Abstract

In-context learning with Large Vision Models presents a promising avenue in medical image segmentation by reducing the reliance on extensive labeling. However, the performance of Large Vision Models in in-context learning highly depends on the choices of visual prompts and suffers from domain shifts. While existing works leveraging Large Vision Models for medical tasks have focused mainly on model-centric approaches like fine-tuning, we study an orthogonal data-centric perspective on how to select good visual prompts to facilitate generalization to the medical domain. In this work, we propose a label-efficient in-context medical segmentation method enabled by introducing a novel Meta-driven Visual Prompt Selection (MVPS) mechanism, where a prompt retriever obtained from a meta-learning framework actively selects the optimal images as prompts to promote model performance and generalizability. Evaluated on 8 datasets and 4 tasks across 3 medical imaging modalities, our proposed approach demonstrates consistent gains over existing methods under different scenarios, introducing both computational and label efficiency. Finally, we show that our approach is a flexible, finetuning-free module that could be easily plugged into different backbones and combined with other model-centric approaches.

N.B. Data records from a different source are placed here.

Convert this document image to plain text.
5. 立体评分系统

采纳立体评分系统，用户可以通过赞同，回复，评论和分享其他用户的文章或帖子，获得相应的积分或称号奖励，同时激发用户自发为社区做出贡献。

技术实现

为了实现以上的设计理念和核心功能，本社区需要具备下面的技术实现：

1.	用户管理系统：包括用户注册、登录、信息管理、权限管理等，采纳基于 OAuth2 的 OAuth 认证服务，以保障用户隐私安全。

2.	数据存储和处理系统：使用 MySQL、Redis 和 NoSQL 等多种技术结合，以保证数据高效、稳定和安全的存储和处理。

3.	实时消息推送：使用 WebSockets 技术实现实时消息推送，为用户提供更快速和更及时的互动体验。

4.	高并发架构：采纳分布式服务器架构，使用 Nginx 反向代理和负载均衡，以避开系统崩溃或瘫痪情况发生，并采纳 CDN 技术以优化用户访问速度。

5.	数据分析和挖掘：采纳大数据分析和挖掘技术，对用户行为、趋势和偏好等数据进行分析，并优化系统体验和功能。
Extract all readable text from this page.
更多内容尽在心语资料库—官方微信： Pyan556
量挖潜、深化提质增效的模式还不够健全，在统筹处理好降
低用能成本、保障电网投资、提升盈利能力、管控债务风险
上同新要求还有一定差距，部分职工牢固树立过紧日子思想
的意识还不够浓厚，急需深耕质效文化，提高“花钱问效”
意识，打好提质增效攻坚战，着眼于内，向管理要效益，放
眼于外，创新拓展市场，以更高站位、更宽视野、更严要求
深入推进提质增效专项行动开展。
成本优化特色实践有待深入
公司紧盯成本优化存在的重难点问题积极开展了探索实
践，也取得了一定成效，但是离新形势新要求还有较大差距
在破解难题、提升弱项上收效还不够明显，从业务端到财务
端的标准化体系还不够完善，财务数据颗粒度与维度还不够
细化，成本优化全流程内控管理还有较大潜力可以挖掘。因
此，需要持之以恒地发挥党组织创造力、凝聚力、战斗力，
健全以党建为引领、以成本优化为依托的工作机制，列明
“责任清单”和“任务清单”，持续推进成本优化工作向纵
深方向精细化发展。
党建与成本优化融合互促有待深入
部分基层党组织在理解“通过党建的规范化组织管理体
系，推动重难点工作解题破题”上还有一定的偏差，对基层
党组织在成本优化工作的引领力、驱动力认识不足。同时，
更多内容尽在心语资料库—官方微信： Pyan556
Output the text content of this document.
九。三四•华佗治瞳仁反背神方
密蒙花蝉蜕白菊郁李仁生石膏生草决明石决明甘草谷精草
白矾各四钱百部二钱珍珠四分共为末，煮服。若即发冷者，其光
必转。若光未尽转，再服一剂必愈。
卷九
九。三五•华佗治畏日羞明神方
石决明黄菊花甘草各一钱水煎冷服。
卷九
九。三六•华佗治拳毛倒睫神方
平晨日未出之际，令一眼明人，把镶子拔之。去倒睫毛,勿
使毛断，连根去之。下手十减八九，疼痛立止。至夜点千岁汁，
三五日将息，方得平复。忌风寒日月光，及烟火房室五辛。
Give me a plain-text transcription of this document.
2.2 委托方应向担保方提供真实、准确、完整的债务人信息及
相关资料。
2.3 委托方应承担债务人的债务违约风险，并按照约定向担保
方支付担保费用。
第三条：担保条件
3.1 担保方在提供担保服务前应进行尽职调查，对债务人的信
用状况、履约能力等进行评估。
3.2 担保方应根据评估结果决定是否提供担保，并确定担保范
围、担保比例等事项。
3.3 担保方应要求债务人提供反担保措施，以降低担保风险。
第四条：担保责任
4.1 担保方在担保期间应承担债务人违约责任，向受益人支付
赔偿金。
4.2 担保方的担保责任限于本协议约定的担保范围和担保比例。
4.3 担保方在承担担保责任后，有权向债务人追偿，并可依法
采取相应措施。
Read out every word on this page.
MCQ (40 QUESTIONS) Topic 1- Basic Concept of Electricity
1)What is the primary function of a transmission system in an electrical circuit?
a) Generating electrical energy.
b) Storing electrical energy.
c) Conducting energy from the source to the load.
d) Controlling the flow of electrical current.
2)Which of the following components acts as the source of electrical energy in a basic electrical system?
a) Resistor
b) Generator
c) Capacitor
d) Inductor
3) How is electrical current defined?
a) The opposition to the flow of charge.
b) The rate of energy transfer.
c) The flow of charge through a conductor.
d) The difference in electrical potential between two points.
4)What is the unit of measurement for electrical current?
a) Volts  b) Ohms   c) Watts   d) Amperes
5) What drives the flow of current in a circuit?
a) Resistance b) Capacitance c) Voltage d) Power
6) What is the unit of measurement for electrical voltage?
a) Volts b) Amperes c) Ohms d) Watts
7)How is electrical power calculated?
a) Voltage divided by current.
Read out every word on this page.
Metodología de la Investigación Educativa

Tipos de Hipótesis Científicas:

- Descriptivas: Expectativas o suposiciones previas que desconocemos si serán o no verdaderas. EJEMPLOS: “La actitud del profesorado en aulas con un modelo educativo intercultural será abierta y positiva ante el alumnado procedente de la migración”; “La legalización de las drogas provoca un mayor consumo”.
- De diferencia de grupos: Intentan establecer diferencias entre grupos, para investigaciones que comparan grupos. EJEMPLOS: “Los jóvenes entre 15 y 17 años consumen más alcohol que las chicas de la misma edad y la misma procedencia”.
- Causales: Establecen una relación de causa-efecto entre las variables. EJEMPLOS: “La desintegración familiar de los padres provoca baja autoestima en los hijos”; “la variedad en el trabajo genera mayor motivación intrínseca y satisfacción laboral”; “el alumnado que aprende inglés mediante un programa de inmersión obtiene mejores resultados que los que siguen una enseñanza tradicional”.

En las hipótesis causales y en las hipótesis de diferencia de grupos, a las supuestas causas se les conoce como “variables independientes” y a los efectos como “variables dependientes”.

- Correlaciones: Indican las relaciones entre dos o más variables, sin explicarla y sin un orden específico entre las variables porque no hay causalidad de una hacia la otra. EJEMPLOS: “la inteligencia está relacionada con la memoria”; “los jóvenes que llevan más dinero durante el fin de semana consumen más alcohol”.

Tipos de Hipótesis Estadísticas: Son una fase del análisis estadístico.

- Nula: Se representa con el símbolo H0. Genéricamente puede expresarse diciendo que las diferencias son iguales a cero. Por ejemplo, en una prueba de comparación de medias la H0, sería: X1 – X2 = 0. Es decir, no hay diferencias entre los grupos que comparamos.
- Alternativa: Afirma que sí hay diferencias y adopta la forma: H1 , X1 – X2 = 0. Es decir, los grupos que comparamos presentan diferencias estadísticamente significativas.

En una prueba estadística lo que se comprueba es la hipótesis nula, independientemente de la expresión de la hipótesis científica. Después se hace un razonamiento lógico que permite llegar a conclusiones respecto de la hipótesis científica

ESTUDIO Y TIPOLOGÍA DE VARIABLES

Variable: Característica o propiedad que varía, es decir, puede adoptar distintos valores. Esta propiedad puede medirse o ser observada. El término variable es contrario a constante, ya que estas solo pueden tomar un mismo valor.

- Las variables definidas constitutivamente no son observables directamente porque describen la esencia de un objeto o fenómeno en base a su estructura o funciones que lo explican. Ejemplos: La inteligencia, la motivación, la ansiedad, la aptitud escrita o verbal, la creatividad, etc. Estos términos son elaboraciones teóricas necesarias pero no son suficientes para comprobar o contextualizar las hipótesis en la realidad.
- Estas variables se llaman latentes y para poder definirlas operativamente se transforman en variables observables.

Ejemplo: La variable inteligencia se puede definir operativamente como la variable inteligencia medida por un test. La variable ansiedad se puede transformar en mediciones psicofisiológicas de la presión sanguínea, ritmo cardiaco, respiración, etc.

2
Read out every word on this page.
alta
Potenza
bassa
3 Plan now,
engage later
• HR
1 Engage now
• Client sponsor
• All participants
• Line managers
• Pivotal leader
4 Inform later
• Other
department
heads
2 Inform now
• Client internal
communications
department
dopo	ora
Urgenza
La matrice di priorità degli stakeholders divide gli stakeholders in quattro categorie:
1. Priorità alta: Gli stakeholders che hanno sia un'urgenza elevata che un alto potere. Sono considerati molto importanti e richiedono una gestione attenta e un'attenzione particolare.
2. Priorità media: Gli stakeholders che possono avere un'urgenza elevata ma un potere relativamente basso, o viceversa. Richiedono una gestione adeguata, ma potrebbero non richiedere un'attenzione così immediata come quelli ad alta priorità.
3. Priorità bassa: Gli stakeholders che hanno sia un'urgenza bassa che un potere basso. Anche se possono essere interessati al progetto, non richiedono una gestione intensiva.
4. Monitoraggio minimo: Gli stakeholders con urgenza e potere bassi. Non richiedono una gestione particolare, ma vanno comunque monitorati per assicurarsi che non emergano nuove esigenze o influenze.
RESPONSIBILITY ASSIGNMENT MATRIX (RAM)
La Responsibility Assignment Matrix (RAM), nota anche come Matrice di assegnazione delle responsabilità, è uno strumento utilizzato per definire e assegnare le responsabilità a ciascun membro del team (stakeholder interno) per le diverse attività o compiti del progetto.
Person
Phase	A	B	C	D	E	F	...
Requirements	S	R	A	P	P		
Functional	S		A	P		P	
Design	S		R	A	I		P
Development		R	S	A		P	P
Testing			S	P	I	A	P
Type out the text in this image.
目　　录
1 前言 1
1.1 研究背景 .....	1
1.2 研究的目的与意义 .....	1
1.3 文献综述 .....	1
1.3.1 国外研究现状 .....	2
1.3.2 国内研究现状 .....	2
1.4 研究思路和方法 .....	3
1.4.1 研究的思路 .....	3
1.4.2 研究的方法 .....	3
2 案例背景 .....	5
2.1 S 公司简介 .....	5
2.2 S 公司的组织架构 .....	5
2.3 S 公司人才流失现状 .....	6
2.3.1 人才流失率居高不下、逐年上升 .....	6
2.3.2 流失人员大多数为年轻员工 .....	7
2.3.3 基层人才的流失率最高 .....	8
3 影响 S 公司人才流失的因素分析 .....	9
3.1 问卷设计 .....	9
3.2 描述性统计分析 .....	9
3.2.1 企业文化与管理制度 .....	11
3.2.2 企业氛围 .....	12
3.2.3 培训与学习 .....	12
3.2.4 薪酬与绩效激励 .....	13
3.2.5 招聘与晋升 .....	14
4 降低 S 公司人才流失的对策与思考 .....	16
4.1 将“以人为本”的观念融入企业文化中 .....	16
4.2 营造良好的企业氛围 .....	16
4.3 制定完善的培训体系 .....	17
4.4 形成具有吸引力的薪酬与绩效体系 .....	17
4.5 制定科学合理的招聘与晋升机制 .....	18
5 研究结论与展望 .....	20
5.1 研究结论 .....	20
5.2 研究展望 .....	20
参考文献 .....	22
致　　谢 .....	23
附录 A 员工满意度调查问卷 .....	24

Links to Paper and Supplementary Materials

Main Paper (Open Access Version): https://papers.miccai.org/miccai-2024/paper/3444_paper.pdf

SharedIt Link: pending

SpringerLink (DOI): pending

Supplementary Material: https://papers.miccai.org/miccai-2024/supp/3444_supp.pdf

Link to the Code Repository

N/A

Link to the Dataset(s)

All datasets used in this paper are public and can be found in paper’s citations.

BibTex

@InProceedings{Wu_Efficient_MICCAI2024,
        author = { Wu, Chenwei and Restrepo, David and Shuai, Zitao and Liu, Zhongming and Shen, Liyue},
        title = { { Efficient In-Context Medical Segmentation with Meta-driven Visual Prompt Selection } },
        booktitle = {proceedings of Medical Image Computing and Computer Assisted Intervention -- MICCAI 2024},
        year = {2024},
        publisher = {Springer Nature Switzerland},
        volume = {LNCS 15009},
        month = {October},
        page = {pending}
}


Reviews

Review #1

  • Please describe the contribution of the paper

    The author propose a in-context medical segmentation method by introducing a new visual prompt selection process, where a prompt retriever obtained from a meta-learning framework actively selects images as prompts to promote model performance.

  • Please list the main strengths of the paper; you should write about a novel formulation, an original way to use data, demonstration of clinical feasibility, a novel application, a particularly strong evaluation, or anything else that is a strong aspect of this work. Please provide details, for instance, if a method is novel, explain what aspect is novel and why this is interesting.

    The authors propose a meta-driven visual prompt retrieval approach, by constructing a meta-learning scheme to teach a transformer-based prompt retriever which images are worthy of being selected as visual prompts to enhance model performance. The author use a supervised learning for the prompt selection. A supervised learning for the prompt selection was introduced before by Zhang-Zhou-Liu « What makes good examples for visual in-context learning » . The new points are to construct a different meta-learning scheme to teach a prompt retriever and to optimize the prompt retriever through the probability distribution estimation and reshaped reward policy gradients.

  • Please list the main weaknesses of the paper. Please provide details, for instance, if you think a method is not novel, explain why and provide a reference to prior work.

    • The presentation is not good enough. For example, the authors say that the support set/prompt pool consists of unlabelled images, but they still need masks to calculate the reward, and then after selected k-samples from visual prompts in the prompt pool, they need the segmentation masks of selected samples for completing in-context segmentation tasks. The Illustration Fig. 3 is also not easy to understand the proposed method. Some sentences are long and hard to follow.

    • The authors use supervised learning for the prompt selection, but they do not compare their method with the previous one using supervised learning for prompt selection by Zhang-Zhou-Liu op. cit. They only compare their approach with a random prompt selection and a unsupervised learning approach. Although it is shown by experiments in Zhang-Zhou-Liu’s work that the supervised approach is better than the random prompt selection and the unsupervised one.

  • Please rate the clarity and organization of this paper

    Satisfactory

  • Please comment on the reproducibility of the paper. Please be aware that providing code and data is a plus, but not a requirement for acceptance.

    The submission does not mention open access to source code or data but provides a clear and detailed description of the algorithm to ensure reproducibility.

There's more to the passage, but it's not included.